Aside from cutting meat consumption, another thing that needs attention is the wastage of food. When food is wasted, all the energy and water are wasted, which are required to grow, harvest, transport, and package. If the food goes into rots and landfills, it produces methane which is a greenhouse gas. If food wastage can be stopped, about 6%-8% of all human-caused greenhouse gas emissions could be reduced. In the U.S. alone, the wasted food generates greenhouse gas emissions equivalent to 32.6 million cars emissions.
As the world’s population grows, the challenge shouldn’t be growing more food but feeding people by reducing waste. At the consumer level, people can do many things like giving leftover food to the needy and shopping more intelligent. Composting waste food is a better option. If Americans start composing the food waste, 24.3 million metric tons of greenhouse gas could be saved from emitting. Only 28% of Americans compose food waste. Every individual can take small steps to curb emissions.
Activities related to agricultural and forestry land management produce almost one-quarter of heat-trapping gases resulting from human activities. Unless the land is used in a more sustainable and climate-friendly way, the goal set in the international Paris climate agreement made in2015 will be challenging to achieve. Humans need to preserve and restore forests that soak up carbon from the air.
45% of less energy is used by organic farming than conventional crop production. There are lots of issues about how crops are produced in the U.S. For agricultural production, the U.S. is dependent on fossil fuel industries. If chemical input can be reduced, we can make a huge difference. If farmers start using synthetic fertilizers, it will make a huge difference. Nitrous oxide emissions have increased by 30%, and agricultural operations create two-thirds of the emissions. At present, only 5.5 million acres in the U.S. are under organic production. Only 6% of all food is produced organically.
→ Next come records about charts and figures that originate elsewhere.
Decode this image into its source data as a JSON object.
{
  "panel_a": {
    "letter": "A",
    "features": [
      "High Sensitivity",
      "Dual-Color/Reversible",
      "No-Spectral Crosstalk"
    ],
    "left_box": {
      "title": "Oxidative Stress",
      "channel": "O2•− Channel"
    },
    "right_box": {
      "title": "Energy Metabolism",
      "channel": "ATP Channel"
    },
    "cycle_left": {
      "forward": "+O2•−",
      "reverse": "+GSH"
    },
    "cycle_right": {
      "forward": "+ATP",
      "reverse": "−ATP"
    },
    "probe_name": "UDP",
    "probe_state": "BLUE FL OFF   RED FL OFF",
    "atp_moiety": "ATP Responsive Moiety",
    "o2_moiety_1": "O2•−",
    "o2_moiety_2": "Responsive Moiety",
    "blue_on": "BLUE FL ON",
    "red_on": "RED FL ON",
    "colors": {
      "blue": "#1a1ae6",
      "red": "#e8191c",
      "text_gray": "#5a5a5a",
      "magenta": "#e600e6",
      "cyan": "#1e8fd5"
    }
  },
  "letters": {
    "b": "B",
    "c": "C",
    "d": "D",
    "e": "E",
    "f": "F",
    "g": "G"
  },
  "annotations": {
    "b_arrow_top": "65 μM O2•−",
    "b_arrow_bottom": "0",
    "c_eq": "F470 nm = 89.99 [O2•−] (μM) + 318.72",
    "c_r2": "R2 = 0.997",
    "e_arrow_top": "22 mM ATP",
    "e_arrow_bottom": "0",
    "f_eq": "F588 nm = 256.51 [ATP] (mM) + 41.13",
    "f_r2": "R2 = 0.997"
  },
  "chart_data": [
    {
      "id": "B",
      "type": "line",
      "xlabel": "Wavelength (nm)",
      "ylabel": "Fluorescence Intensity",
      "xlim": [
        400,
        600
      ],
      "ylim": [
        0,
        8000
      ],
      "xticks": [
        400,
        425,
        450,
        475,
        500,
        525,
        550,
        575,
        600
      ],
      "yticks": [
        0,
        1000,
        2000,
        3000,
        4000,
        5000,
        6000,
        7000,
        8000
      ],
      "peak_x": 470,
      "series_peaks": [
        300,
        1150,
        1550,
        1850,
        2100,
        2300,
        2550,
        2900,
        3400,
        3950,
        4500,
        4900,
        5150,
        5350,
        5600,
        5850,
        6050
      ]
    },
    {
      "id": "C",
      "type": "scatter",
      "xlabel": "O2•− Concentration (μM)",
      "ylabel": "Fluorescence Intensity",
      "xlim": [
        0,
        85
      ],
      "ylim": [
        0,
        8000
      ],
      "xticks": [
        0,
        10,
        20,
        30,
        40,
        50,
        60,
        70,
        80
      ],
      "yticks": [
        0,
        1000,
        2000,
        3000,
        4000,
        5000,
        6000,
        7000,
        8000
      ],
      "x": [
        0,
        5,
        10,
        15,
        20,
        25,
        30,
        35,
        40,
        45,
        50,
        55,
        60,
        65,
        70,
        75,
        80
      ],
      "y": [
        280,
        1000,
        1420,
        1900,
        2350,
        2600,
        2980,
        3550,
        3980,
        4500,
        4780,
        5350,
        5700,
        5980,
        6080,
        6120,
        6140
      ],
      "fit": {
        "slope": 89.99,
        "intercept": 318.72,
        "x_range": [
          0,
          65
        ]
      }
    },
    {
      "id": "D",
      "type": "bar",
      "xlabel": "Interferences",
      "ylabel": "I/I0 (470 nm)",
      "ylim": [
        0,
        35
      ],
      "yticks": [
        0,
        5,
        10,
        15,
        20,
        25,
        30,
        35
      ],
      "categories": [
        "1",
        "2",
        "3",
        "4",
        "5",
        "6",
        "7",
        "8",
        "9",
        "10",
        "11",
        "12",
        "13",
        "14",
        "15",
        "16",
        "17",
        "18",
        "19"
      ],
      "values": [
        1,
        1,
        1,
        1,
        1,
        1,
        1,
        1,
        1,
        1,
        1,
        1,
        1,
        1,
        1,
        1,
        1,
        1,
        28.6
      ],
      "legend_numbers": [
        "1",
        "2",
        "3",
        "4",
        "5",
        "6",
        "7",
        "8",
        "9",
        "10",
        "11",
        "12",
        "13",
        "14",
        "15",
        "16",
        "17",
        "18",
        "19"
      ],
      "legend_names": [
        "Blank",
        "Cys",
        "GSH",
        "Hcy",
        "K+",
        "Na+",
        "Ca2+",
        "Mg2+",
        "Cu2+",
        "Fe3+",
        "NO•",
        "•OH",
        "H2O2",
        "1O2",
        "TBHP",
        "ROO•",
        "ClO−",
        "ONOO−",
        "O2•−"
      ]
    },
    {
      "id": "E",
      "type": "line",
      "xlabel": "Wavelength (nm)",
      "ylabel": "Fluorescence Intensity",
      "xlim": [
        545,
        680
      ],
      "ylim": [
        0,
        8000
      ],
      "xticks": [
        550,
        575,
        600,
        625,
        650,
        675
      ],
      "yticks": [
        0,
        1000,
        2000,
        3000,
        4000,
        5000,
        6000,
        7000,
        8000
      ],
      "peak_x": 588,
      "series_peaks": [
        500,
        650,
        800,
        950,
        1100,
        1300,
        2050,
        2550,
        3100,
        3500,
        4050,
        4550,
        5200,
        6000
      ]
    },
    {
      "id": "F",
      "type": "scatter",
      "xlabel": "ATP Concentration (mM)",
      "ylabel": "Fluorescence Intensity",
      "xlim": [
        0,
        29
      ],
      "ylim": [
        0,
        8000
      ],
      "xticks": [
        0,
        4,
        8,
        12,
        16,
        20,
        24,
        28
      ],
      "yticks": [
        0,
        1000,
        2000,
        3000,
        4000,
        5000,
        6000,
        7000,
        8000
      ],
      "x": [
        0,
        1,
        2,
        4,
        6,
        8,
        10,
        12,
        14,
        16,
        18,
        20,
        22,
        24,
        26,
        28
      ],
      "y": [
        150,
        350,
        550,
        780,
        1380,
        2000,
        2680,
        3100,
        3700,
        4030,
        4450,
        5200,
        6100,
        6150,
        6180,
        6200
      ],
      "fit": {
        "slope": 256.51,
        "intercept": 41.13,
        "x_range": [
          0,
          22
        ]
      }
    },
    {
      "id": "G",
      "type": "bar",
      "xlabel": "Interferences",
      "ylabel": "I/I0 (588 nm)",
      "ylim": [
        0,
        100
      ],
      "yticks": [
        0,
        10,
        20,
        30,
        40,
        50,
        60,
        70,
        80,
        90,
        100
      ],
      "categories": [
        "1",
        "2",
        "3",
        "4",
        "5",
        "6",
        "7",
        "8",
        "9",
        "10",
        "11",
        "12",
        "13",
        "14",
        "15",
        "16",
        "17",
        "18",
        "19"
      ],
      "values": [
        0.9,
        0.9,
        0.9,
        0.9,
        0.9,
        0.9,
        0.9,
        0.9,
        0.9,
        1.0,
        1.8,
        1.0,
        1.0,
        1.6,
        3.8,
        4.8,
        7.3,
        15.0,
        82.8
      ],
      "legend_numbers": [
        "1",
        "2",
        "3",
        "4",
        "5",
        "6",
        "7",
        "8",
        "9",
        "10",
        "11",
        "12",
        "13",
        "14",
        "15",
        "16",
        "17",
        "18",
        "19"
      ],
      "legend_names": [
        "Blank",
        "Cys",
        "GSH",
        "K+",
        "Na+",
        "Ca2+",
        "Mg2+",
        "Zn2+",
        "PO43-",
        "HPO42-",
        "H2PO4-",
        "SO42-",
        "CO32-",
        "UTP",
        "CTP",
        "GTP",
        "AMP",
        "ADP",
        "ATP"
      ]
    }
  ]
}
Purchasing the local food reduces the carbon footprint as it reduces transportation. 30% of the vegetables and fruits the American eat is imported. For the experts, the ideal sustainable meal varies.
The food system is the major contributor to climate change. Without a significant shift in the global diets, it is unlikely the world will achieve its targets under the Paris Agreement. A balanced diet that includes plant-based and sustainably produced animal-sourced food is one of the primary sources of climate change control. Dietary changes by 2050 will free up several million square kilometers of land and reduce carbon dioxide emission by up to eight billion tonnes per year.